Dear Grocery Store Me,
First, I think you’re awesome. It’s always nice to start with encouragement, right? Now that we’ve got the pleasantries out of the way, please continue reading Option 1 or Option 2 as appropriate.
Option 1) I see you’re rocking the “Comfortable with My Kid-full Life” look. No makeup, messy bun, jeans, and a t-shirt that’s (more or) less clean. Way to be yourself and not worry about judgment. What a message of confidence you’re sending to your children!
Option 2) Look at you! Dressed in your cute skirt and painted toenails and your (only) designer shirt and messy bun you are showing your kids that you can be you and a mom. Way to be yourself and not fall into stereotype.
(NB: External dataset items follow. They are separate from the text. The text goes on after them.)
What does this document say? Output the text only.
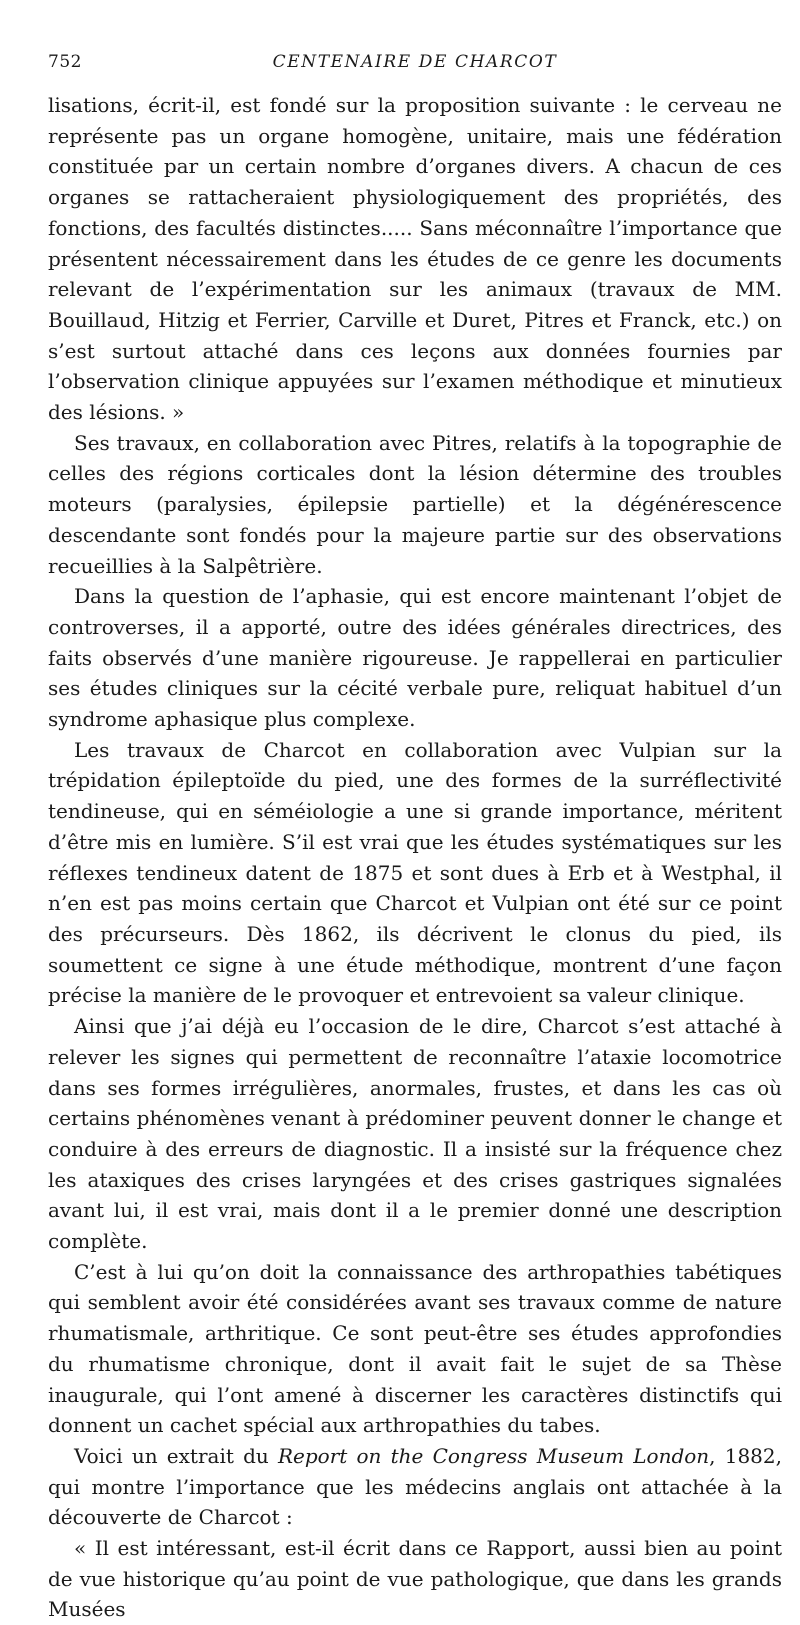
752	CENTENAIRE DE CHARCOT

lisations, écrit-il, est fondé sur la proposition suivante : le cerveau ne représente pas un organe homogène, unitaire, mais une fédération constituée par un certain nombre d’organes divers. A chacun de ces organes se rattacheraient physiologiquement des propriétés, des fonctions, des facultés distinctes..... Sans méconnaître l’importance que présentent nécessairement dans les études de ce genre les documents relevant de l’expérimentation sur les animaux (travaux de MM. Bouillaud, Hitzig et Ferrier, Carville et Duret, Pitres et Franck, etc.) on s’est surtout attaché dans ces leçons aux données fournies par l’observation clinique appuyées sur l’examen méthodique et minutieux des lésions. »

Ses travaux, en collaboration avec Pitres, relatifs à la topographie de celles des régions corticales dont la lésion détermine des troubles moteurs (paralysies, épilepsie partielle) et la dégénérescence descendante sont fondés pour la majeure partie sur des observations recueillies à la Salpêtrière.

Dans la question de l’aphasie, qui est encore maintenant l’objet de controverses, il a apporté, outre des idées générales directrices, des faits observés d’une manière rigoureuse. Je rappellerai en particulier ses études cliniques sur la cécité verbale pure, reliquat habituel d’un syndrome aphasique plus complexe.

Les travaux de Charcot en collaboration avec Vulpian sur la trépidation épileptoïde du pied, une des formes de la surréflectivité tendineuse, qui en séméiologie a une si grande importance, méritent d’être mis en lumière. S’il est vrai que les études systématiques sur les réflexes tendineux datent de 1875 et sont dues à Erb et à Westphal, il n’en est pas moins certain que Charcot et Vulpian ont été sur ce point des précurseurs. Dès 1862, ils décrivent le clonus du pied, ils soumettent ce signe à une étude méthodique, montrent d’une façon précise la manière de le provoquer et entrevoient sa valeur clinique.

Ainsi que j’ai déjà eu l’occasion de le dire, Charcot s’est attaché à relever les signes qui permettent de reconnaître l’ataxie locomotrice dans ses formes irrégulières, anormales, frustes, et dans les cas où certains phénomènes venant à prédominer peuvent donner le change et conduire à des erreurs de diagnostic. Il a insisté sur la fréquence chez les ataxiques des crises laryngées et des crises gastriques signalées avant lui, il est vrai, mais dont il a le premier donné une description complète.

C’est à lui qu’on doit la connaissance des arthropathies tabétiques qui semblent avoir été considérées avant ses travaux comme de nature rhumatismale, arthritique. Ce sont peut-être ses études approfondies du rhumatisme chronique, dont il avait fait le sujet de sa Thèse inaugurale, qui l’ont amené à discerner les caractères distinctifs qui donnent un cachet spécial aux arthropathies du tabes.

Voici un extrait du Report on the Congress Museum London, 1882, qui montre l’importance que les médecins anglais ont attachée à la découverte de Charcot :

« Il est intéressant, est-il écrit dans ce Rapport, aussi bien au point de vue historique qu’au point de vue pathologique, que dans les grands Musées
What a message of confidence you’re sending to your children!
Now, awesome Option 1 or Option 2 Lady, here we go.
* Wearing your ipod headphones and listening to music (or your audiobook) neither lends you an air of sophistication or makes you seem very approachable, but it does give this trip to the discount grocery store a slight feeling of “alone time” and we all know that’s in short supply, so just go with it. Anyway, you can still smile at people (!) and aren’t you here by yourself in the grocery store so you’re not approached a million times? (Mom, mom, mom, mommy, mooooom, mom, hey mom…) Don’t worry about it. Zen out while you shop for discount grcoeries, you are a modern woman.
* Watch how you’re walking, though. Last week, there was a lot of purposeful striding, as if you were in a hurry. Slow down, honey. The dirty kids, dirty dishes, dirty house, and dirty laundry will all still be there when you get back. Speed grocery cart pushing is not yet an Olympic sport and this isn’t the trials. Just cruise a little. Pause by that end cap and consider the merits of chocolate pudding or butterscotch pudding. That’s right, let your head nod to the beat of your music. It’s okay, you don’t know these people. Just rock it out until that crazy mom fades slowly from your eyes.
* And now, more important than your walk and the reason for this letter. Please remember: don’t buy the discounted off-brand feminine products again. Remember that “panty liner” that was the size and comfort of a paper towel wrapped jetliner? You were crinkling and wincing while you walked all week. You’d have been better off using a newborn diaper. The difference in price is only a few dollars. Get the real brands from Target like everyone else. You’re worth it, honey.